Voor het beheersen van het maatgevende scenario op de Noordelijke Rondweg Voorthuizen, moeten hulpdiensten snel ter plaatse kunnen zijn. Doordat de nieuwe gemeentelijke weg geen vluchtstrook heeft, is het van belang dat weggebruikers worden gewezen op het doorgankelijk houden van de rijbaan voor hulpdiensten. Dit kan met bebording langs de weg. Voor het doorgankelijk maken van de weg is het van belang dat aan weerszijde van de weg voldoende ruimte is om uit te kunnen wijken (met name voor vrachtverkeer), bijvoorbeeld door middel van vluchthavens of een brede zijberm.

In het ontwerp is gezorgd voor verschillende aansluitingen die het mogelijk maken de rondweg via verschillende routes te bereiken.

Samen met de adviseurs van de Veiligheid- en Gezondheidsregio Gelderland Midden en de lokale brandweer wordt gekeken naar de realisatie van een bluswatervoorziening en de aanwezigheid van  opstelplaatsen nabij het traject van de Noordelijke Rondweg Voorthuizen.

Mogelijkheden voor zelfredzaamheid

Bij zelfredzaamheid wordt gekeken naar de zelfredzaamheid van de aanwezige personen en hun mogelijkheden om te kunnen vluchten.
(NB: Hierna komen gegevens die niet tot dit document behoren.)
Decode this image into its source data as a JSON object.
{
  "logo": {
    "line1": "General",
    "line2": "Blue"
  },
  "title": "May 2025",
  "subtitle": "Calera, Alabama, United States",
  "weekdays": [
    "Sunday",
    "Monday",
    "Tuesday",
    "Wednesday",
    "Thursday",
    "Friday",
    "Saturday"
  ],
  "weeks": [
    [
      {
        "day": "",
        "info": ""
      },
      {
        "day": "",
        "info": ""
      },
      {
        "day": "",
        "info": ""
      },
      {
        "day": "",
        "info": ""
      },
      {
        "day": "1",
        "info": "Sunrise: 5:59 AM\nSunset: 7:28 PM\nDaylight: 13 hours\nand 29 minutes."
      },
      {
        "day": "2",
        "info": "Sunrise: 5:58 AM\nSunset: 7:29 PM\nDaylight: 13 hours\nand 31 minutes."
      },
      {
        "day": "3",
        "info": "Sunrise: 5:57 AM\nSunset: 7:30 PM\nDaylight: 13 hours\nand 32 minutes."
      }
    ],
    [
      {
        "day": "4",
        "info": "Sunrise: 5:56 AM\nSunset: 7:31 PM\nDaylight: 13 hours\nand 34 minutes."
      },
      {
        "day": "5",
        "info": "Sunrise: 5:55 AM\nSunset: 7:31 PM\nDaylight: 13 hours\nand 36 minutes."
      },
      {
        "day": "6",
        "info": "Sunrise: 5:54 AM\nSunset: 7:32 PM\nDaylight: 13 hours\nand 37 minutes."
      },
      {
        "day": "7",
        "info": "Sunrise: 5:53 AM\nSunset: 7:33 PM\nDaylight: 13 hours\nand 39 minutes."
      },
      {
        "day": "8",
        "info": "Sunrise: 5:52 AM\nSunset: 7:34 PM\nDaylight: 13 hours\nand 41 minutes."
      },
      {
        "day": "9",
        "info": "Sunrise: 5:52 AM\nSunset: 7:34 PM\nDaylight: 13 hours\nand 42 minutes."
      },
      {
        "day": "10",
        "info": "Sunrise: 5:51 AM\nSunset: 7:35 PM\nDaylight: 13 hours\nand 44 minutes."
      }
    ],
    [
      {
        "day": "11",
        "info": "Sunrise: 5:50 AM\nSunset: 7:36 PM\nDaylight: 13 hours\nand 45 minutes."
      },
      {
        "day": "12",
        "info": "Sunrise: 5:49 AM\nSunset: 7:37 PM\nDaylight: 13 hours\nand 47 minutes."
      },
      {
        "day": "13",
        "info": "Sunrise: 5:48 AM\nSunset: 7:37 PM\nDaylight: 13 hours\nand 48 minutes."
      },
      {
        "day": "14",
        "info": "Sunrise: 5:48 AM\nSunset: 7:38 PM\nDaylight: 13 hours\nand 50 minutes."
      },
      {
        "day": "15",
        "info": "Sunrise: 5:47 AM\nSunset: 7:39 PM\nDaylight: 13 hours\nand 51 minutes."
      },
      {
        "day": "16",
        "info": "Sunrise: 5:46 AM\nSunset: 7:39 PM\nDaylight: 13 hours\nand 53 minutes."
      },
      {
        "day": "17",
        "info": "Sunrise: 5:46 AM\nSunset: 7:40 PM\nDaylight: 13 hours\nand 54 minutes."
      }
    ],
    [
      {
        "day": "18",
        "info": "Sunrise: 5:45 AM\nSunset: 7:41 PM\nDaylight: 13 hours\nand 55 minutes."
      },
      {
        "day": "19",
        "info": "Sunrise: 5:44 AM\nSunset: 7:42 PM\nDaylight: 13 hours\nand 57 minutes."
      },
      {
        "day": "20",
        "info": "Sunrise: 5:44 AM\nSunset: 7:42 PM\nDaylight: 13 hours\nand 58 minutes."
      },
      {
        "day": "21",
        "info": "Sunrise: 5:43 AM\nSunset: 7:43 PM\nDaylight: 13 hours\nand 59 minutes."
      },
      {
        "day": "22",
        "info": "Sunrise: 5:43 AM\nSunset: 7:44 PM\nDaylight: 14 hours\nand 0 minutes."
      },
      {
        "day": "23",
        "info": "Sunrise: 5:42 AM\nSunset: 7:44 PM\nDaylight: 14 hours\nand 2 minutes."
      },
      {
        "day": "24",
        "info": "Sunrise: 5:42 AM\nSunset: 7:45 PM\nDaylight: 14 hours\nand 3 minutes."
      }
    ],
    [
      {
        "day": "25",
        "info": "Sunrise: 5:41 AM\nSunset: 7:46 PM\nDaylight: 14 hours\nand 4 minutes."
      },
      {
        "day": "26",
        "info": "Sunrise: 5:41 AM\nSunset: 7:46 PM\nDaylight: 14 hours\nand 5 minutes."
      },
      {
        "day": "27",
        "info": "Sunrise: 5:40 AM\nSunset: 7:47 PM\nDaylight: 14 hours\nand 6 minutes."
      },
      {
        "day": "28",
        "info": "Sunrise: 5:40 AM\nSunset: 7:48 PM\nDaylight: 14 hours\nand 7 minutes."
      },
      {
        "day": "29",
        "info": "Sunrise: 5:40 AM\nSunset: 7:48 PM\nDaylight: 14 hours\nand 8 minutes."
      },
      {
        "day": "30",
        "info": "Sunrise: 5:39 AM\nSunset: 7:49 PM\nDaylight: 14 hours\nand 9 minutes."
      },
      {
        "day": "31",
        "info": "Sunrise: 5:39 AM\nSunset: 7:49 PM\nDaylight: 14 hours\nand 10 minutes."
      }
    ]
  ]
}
De mate van zelfredzaamheid wordt bepaald aan de hand van de mate waarin mensen zelfstandig kunnen besluiten te vluchten en tevens in staat zijn te vluchten. Kinderen, ouderen en minder validen zijn voorbeelden van verminderd zelfredzame mensen. Voor de zelfredzaamheid is het van belang dat mensen die nabij de noordelijke rondweg Voorthuizen verblijven bij een calamiteit in tegengestelde richting van het wegtraject kunnen vluchten. Bij voorkeur via een andere route dan de aanrijdroute van de hulpdiensten. De omgeving van de rondweg wordt ontsloten door het bestaande netwerk van gemeentelijke en provinciale wegen. Hiermee is de Noordelijke Rondweg Voorthuizen maar ook de bebouwde omgeving op meerdere manieren te bereiken en te verlaten. Door middel van bebording en het toepassen van risicocommunicatie wordt dit verduidelijkt en draagt dit bij aan een hogere zelfredzaamheid.

5.6.1 Veiligheid

Om een veilige omgeving te creëren of te behouden zijn er op het gebied van fysieke veiligheid een aantal aspecten waarmee rekening gehouden moet worden.

Zo worden er eisen gesteld aan de bereikbaarheid van de openbare wegen voor de hulpverleningsdiensten. Dit leidt tot het stellen van minimale afmetingen en bochtstralen zodat hulpverleningsvoertuigen een object of calamiteit goed kunnen bereiken en adequate hulp kunnen verlenen. Met betrekking tot voldoende bluswater in het openbare wegennet zijn er ook eisen gesteld. Deze eisen hebben betrekking op de afstanden vanaf de bluswatervoorziening tot aan een gebouw en de capaciteit ervan.

In de “Handreiking Bluswatervoorziening en Bereikbaarheid” een uitgave van Brandweer Nederland worden deze eisen gesteld. Voor wat betreft de bereikbaarheid zijn er binnen de gemeente Barneveld hoofd- en subaanrijdroutes vastgesteld.

Tevens worden er eisen gesteld aan de opkomsttijden voor brandweervoertuigen. Deze zijn afhankelijk van de bestemming. Voor gebouwen waarin geslapen wordt en verminderd zelfredzame mensen verblijven worden strengere eisen gesteld dan gebouwen waar dit niet zo is. De opkomsttijden zijn gesteld in de Wet veiligheidsregio's (1 oktober 2010) met het daarbij behorende Besluit veiligheidsregio's. In het Besluit zijn de tijdnormen voor de opkomsttijden vastgelegd.
 

Nieuwe ontwikkelingen worden getoetst aan de Handreiking Bluswatervoorziening en Bereikbaarheid, het Besluit veiligheidregio's en aan de eisen van de aangewezen hoofd- en subaanrijdroutes. Dit zal gebeuren bij de bouwplannen en inrichtingsplannen van de openbare ruimte. De uitwerking van de openbare ruimte wordt voorgelegd aan de brandweer.